The consensus estimate for total underwriting fees of $988million calls for a quarter-over-quarter fall of 42.3%.
Advisory income: After a remarkable performance over the past few quarters, deal-making continued at a rapid pace in third-quarter 2021. Both deal volume and total deal value witnessed drastic improvement. This was largely driven by the resumption of normal business activities, excess cash levels, companies’ appetite for strengthening scale and market share, and solid economic recovery.
Morgan Stanley’s position as one of the leading players in the space is likely to have provided leverage. While the company’s advisory fee is anticipated to have been positively impacted in the to-be-reported quarter, it is anticipated to have witnessed a decline compared to the previous quarter.
The consensus estimate for advisory fees is pegged at $565 million, suggesting a fall of 14.9% from the previous quarter’s reported number.
Net interest income (NII): The overall loan demand witnessed marginal improvement in the third quarter. The demand for real estate and consumer loans also shot up in the quarter.
Thus, decent loan growth, along with the steepening of the yield curve (the difference between the short and long-term interest rates) during the quarter, is expected to have extended some support to Morgan Stanley’s NII and net interest margin. However, the prevailing low interest-rate environment remained a headwind.
Expenses: Expense reduction, which has long been the main strategy of Morgan Stanley to remain profitable, is unlikely to have been a major support in the September-end quarter. As the company continues to invest in franchise, overall costs are anticipated to have flared up.
What Our Quantitative Model Predicts
According to our proven model, it cannot be conclusively predicted whether Morgan Stanley will be able to beat the Zacks Consensus Estimate this time.

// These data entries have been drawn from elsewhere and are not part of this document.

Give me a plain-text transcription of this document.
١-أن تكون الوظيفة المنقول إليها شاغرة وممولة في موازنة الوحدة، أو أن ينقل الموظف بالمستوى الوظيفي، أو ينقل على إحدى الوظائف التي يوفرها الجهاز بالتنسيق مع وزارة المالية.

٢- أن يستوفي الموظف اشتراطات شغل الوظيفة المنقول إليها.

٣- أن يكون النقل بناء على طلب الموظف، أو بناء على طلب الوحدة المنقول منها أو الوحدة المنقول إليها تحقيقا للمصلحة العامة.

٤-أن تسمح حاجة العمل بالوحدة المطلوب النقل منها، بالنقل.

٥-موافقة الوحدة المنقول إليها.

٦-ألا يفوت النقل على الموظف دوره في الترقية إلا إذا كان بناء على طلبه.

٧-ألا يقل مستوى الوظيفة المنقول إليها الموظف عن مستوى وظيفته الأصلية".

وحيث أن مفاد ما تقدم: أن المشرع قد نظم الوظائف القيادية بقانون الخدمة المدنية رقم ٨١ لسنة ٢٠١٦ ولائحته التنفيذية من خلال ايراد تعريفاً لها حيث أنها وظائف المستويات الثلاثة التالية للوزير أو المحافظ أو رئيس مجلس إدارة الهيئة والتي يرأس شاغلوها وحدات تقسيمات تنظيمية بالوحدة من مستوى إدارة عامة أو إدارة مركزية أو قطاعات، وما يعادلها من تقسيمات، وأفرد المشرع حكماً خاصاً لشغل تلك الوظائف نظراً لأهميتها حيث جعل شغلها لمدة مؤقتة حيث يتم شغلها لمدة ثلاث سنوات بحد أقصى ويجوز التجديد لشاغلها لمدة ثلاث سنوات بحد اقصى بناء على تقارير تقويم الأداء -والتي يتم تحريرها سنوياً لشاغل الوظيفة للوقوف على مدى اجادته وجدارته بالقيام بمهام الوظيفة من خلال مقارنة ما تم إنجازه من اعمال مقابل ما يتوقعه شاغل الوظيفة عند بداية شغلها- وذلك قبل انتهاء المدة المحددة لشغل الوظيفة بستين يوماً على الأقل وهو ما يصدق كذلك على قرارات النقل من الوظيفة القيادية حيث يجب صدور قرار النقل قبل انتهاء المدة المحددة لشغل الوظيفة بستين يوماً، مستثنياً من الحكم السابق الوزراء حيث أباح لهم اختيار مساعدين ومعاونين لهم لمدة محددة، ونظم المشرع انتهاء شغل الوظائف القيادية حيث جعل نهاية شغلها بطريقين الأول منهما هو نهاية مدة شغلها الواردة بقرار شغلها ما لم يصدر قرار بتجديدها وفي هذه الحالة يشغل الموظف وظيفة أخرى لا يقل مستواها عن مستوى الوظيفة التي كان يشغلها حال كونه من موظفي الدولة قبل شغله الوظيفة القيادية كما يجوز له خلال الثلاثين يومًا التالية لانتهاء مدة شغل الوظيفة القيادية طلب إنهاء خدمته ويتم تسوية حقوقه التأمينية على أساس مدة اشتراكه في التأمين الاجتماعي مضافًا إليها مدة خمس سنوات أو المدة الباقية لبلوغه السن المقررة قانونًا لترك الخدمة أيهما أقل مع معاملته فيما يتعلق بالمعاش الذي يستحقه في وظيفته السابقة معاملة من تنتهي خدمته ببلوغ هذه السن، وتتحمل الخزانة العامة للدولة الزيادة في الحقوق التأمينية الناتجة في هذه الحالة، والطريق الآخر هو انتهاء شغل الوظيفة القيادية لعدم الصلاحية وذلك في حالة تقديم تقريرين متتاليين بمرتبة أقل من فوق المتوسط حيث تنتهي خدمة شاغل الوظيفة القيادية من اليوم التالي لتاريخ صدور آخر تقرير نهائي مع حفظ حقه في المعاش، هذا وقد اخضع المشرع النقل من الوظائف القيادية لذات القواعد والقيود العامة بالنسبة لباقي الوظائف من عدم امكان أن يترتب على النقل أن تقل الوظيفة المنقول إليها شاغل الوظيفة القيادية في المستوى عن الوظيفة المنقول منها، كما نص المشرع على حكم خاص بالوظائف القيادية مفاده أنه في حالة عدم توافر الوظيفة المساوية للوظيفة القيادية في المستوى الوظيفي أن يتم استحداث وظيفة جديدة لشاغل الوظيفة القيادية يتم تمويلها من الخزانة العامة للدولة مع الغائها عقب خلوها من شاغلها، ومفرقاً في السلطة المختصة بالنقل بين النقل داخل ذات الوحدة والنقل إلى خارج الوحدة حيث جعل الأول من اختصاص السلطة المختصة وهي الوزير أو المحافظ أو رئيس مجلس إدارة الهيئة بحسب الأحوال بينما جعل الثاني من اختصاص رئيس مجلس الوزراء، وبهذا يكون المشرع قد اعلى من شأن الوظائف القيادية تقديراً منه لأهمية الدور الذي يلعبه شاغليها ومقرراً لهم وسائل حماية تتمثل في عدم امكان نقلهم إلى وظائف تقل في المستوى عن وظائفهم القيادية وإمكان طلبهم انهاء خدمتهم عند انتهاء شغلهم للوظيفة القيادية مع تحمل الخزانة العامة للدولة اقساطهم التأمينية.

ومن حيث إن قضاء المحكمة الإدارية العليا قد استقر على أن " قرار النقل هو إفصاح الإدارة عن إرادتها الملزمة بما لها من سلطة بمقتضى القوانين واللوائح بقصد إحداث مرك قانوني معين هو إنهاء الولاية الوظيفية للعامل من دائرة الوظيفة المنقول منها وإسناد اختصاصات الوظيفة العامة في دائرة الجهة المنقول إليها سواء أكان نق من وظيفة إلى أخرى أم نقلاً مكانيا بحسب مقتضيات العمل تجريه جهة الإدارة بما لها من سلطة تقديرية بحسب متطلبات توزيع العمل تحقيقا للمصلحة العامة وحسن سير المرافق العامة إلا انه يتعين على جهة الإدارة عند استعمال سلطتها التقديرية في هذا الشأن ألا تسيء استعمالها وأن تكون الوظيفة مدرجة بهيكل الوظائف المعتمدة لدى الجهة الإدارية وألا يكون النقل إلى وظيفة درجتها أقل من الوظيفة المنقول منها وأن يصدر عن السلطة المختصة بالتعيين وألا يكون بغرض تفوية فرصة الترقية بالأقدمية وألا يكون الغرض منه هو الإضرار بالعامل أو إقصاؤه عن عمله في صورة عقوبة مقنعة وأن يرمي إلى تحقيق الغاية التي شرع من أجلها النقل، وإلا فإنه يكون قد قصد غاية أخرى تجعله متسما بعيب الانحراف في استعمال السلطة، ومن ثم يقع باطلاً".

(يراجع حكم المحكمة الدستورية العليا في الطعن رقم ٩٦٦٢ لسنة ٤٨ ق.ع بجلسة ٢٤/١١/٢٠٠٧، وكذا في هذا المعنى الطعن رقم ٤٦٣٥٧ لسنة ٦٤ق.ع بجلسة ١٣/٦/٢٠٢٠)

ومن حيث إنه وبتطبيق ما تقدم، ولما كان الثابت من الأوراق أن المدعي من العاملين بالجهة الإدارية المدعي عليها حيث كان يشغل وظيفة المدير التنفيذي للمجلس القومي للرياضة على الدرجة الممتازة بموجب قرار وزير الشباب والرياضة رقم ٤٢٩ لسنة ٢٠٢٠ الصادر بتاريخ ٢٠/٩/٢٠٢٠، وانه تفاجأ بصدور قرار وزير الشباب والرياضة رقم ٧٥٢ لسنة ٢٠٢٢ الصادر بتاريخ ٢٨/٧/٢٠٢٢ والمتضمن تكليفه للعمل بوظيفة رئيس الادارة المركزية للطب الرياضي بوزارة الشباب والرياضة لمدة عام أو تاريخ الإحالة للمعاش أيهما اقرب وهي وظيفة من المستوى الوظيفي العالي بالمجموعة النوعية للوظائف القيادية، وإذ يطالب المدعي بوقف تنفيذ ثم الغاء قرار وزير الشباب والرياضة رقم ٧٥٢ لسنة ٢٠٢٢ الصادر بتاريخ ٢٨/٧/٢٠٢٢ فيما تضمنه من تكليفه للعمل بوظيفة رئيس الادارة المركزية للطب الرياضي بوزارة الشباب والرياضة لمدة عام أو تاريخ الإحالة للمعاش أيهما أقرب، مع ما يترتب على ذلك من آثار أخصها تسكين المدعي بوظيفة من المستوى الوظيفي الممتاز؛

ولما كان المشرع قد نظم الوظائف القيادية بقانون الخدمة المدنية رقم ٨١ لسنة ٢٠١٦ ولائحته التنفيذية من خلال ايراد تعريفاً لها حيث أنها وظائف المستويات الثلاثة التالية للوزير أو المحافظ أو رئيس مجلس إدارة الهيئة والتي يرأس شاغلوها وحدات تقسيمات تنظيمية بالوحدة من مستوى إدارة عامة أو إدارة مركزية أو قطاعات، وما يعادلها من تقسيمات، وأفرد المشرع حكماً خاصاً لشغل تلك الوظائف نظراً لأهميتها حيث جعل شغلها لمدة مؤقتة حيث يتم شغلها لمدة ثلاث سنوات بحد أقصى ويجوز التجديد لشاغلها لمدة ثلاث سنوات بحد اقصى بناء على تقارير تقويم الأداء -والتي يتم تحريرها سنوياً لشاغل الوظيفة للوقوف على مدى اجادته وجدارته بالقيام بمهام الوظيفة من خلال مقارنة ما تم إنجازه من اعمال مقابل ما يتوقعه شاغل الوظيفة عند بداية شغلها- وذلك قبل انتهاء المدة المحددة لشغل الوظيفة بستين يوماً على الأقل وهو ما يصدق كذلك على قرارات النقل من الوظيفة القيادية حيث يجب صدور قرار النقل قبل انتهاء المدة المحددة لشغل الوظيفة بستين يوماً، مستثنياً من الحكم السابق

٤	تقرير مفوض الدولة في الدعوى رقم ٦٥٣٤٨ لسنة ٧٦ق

This is because it does not have the right combination of the two key ingredients — a positive Earnings ESP and Zacks Rank #3 (Hold) or better — to increase the odds of an earnings beat.
You can uncover the best stocks to buy or sell before they’re reported with our Earnings ESP Filter.
Earnings ESP: The Earnings ESP for Morgan Stanley is 0.00%.
Zacks Rank: The company currently carries a Zacks Rank #3.
Notably, the Zacks Consensus Estimate for the company’s third-quarter earnings has moved 6.3% north to $1.70 over the past 30 days. The estimate calls for a 6.9% rise from the year-ago reported number. The consensus estimate for sales is pegged at $13.85 billion, which indicates a year-over-year rise of 18.8%.
Stocks Worth a Look
Here are a few finance stocks that you may want to consider, as our model shows that these have the right combination of elements to post an earnings beat this time around:
The Earnings ESP for Bank of America BAC is +0.69% and the stock carries a Zacks Rank of 3, at present. The company is scheduled to report quarterly numbers on Oct 14.
BankUnited, Inc. BKU is slated to report quarterly results on Oct 21. The company currently has an Earnings ESP of +1.90% and carries a Zacks Rank of 3. You can see the complete list of today’s Zacks #1 Rank (Strong Buy) stocks here.
Capital One Financial Corporation COF is slated to report quarterly earnings on Oct 26. The company, which carries a Zacks Rank #2 (Buy) at present, has an Earnings ESP of +11.55%.